Apart from the transportation issue, Poseidon also faced a falling nickel price during 1970, a less than expected grade and amount of nickel deposit at Windarra and increasing difficulties in securing finance. A second nickel discovery in the area, at South Windarra, was made by an American consortium, which entered in an agreement with Poseidon to develop the two projects jointly. In October 1972, the chairman of Poseidon announced that the joint project had been abandoned. Instead, in December 1972, WMC acquired a 50 percent interest in the project for approximately $25 million. Poseidon would manage the project under the new ownership agreement with WMC providing assistance with some aspects of the project.

The cost to develop the project and associated infrastructure, including roads and a rail link to Kalgoorlie, proved higher than expected at $56 million. Poseidon attempted to finance this exclusively through loans. Originally, the concentrator was to be designed to process 700,000 tonnes of ore per year but this was subsequently upgrade to one million tonnes to make the project more financially viable. Nickel production at Windarra commenced in September 1974. A subsequent flood however prevented Poseidon from transporting the nickel from site and led to the company's financial position deteriorating. Eventually, in June 1975, WMC took over the management of the project.

Poseidon entered receivership in September 1976, unable to meet its loan repayments. Its 50 percent interest in Windarra was sold to the Shell in August 1977 for $31 million, which was $2 million short of what the company owed the Australian Industries Development Commission in project finance for Windarra. Poseidon did survive its time in receivership and was relisted on the stock exchange in December 1978. Poseidon eventually merged with Normandy Resources in 1991, with Poseidon being delisted on 8 May 1991 and the name company taking the name of Normandy Poseidon Limited.

WMC was forced to suspend mining at Windarra in 1978 because of low nickel but resumed in May 1981. From 1980, the facilities of the operation were used for the Lancefield Gold Mine. In May 1983, WMC acquired Shell's 50 percent interest in the project, for $500,000 per annum for the next 10 years and a production royalty.

In May 1990, the Mount Windarra mine was closed as all economically accessible ore had been extracted. South Windarra continued to be mined on a small scale and the process plant was primarily used to extract gold from the Lancefield mine. Additionally, the plant also treated some ore from the Leinster Nickel Mine. Mining at South Windarra stopped in July 1991 and, by August, all ore from the Windarra mines had been treated.
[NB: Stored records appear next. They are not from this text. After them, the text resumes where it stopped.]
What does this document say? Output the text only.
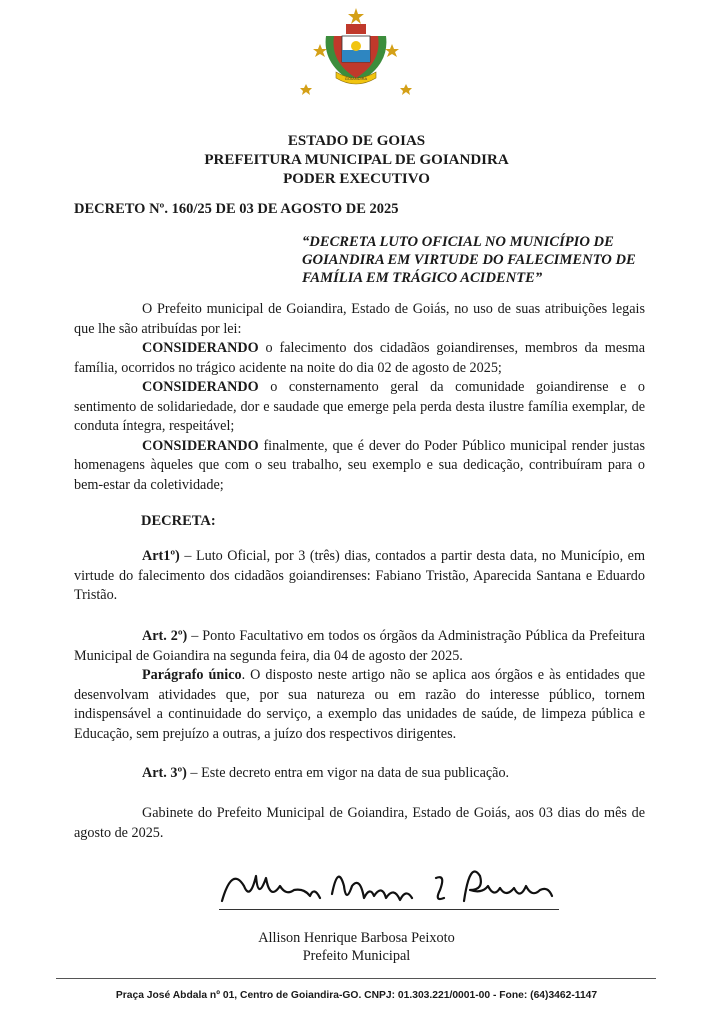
GOIANDIRA
ESTADO DE GOIAS
PREFEITURA MUNICIPAL DE GOIANDIRA
PODER EXECUTIVO
DECRETO Nº. 160/25 DE 03 DE AGOSTO DE 2025
“DECRETA LUTO OFICIAL NO MUNICÍPIO DE GOIANDIRA EM VIRTUDE DO FALECIMENTO DE FAMÍLIA EM TRÁGICO ACIDENTE”
O Prefeito municipal de Goiandira, Estado de Goiás, no uso de suas atribuições legais que lhe são atribuídas por lei:
CONSIDERANDO o falecimento dos cidadãos goiandirenses, membros da mesma família, ocorridos no trágico acidente na noite do dia 02 de agosto de 2025;
CONSIDERANDO o consternamento geral da comunidade goiandirense e o sentimento de solidariedade, dor e saudade que emerge pela perda desta ilustre família exemplar, de conduta íntegra, respeitável;
CONSIDERANDO finalmente, que é dever do Poder Público municipal render justas homenagens àqueles que com o seu trabalho, seu exemplo e sua dedicação, contribuíram para o bem-estar da coletividade;
DECRETA:
Art1º) – Luto Oficial, por 3 (três) dias, contados a partir desta data, no Município, em virtude do falecimento dos cidadãos goiandirenses: Fabiano Tristão, Aparecida Santana e Eduardo Tristão.
Art. 2º) – Ponto Facultativo em todos os órgãos da Administração Pública da Prefeitura Municipal de Goiandira na segunda feira, dia 04 de agosto der 2025.
Parágrafo único. O disposto neste artigo não se aplica aos órgãos e às entidades que desenvolvam atividades que, por sua natureza ou em razão do interesse público, tornem indispensável a continuidade do serviço, a exemplo das unidades de saúde, de limpeza pública e Educação, sem prejuízo a outras, a juízo dos respectivos dirigentes.
Art. 3º) – Este decreto entra em vigor na data de sua publicação.
Gabinete do Prefeito Municipal de Goiandira, Estado de Goiás, aos 03 dias do mês de agosto de 2025.
Allison Henrique Barbosa Peixoto
Prefeito Municipal
Praça José Abdala nº 01, Centro de Goiandira-GO. CNPJ: 01.303.221/0001-00 - Fone: (64)3462-1147
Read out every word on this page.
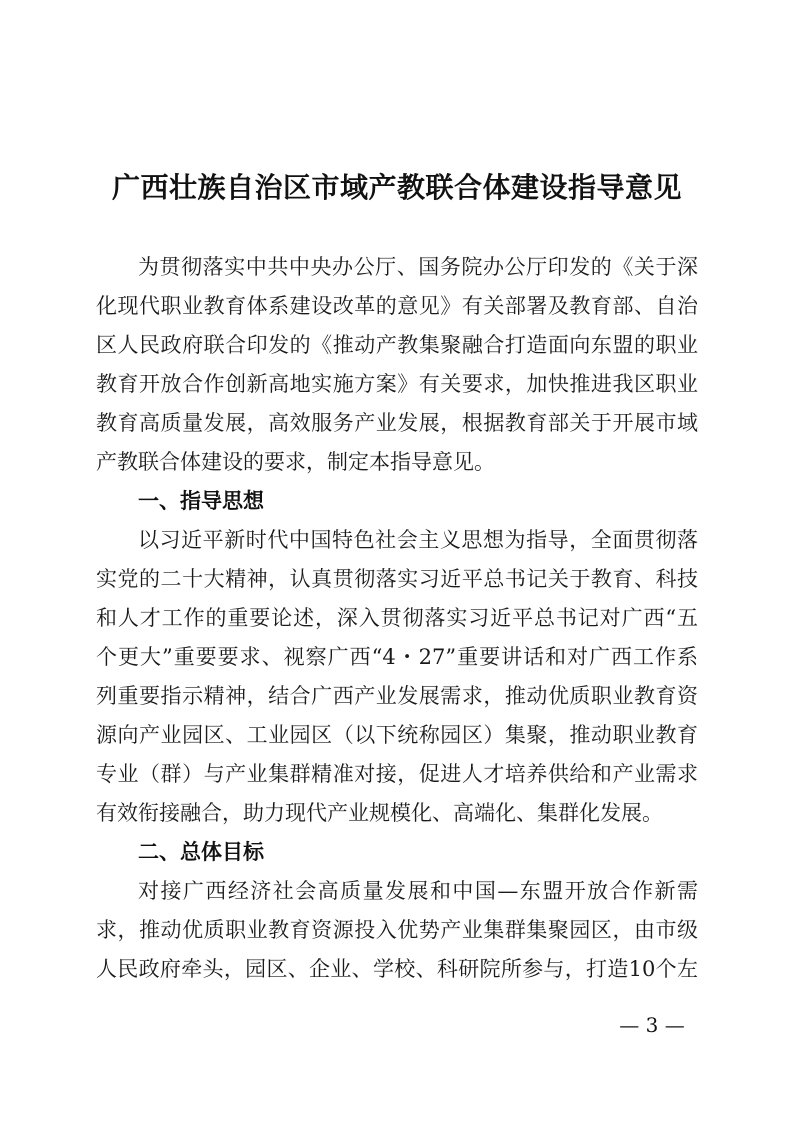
广西壮族自治区市域产教联合体建设指导意见
为贯彻落实中共中央办公厅、国务院办公厅印发的《关于深
化现代职业教育体系建设改革的意见》有关部署及教育部、自治
区人民政府联合印发的《推动产教集聚融合打造面向东盟的职业
教育开放合作创新高地实施方案》有关要求，加快推进我区职业
教育高质量发展，高效服务产业发展，根据教育部关于开展市域
产教联合体建设的要求，制定本指导意见。
一、指导思想
以习近平新时代中国特色社会主义思想为指导，全面贯彻落
实党的二十大精神，认真贯彻落实习近平总书记关于教育、科技
和人才工作的重要论述，深入贯彻落实习近平总书记对广西“五
个更大”重要要求、视察广西“4・27”重要讲话和对广西工作系
列重要指示精神，结合广西产业发展需求，推动优质职业教育资
源向产业园区、工业园区（以下统称园区）集聚，推动职业教育
专业（群）与产业集群精准对接，促进人才培养供给和产业需求
有效衔接融合，助力现代产业规模化、高端化、集群化发展。
二、总体目标
对接广西经济社会高质量发展和中国—东盟开放合作新需
求，推动优质职业教育资源投入优势产业集群集聚园区，由市级
人民政府牵头，园区、企业、学校、科研院所参与，打造10个左
— 3 —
The plant, until 1994, continued to process ore from Leinster and Lancefield and was removed in the following year.

Throughout its operation, the two Windarra mining locations produced 8,088,000 tonnes of ore at a grade of 1.16 percent nickel, producing 93,446 tonnes of nickel. The concentrated nickel from Windarra had been treated at WMC's Kalgoorlie Nickel Smelter.

In 2005, WMC Resources was acquired by BHP, which bundled WMC's nickel assets under its Nickel West brand.

In December 2005, Niagara Mining Limited purchased the inactive Windarra Nickel Project from BHP. Niagara Mining Limited was renamed to Poseidon Nickel Company in July 2007.

The state heritage-listed Windarra Heritage Trail was established from 1996 and opened in 1998, commemorating the history of the mine.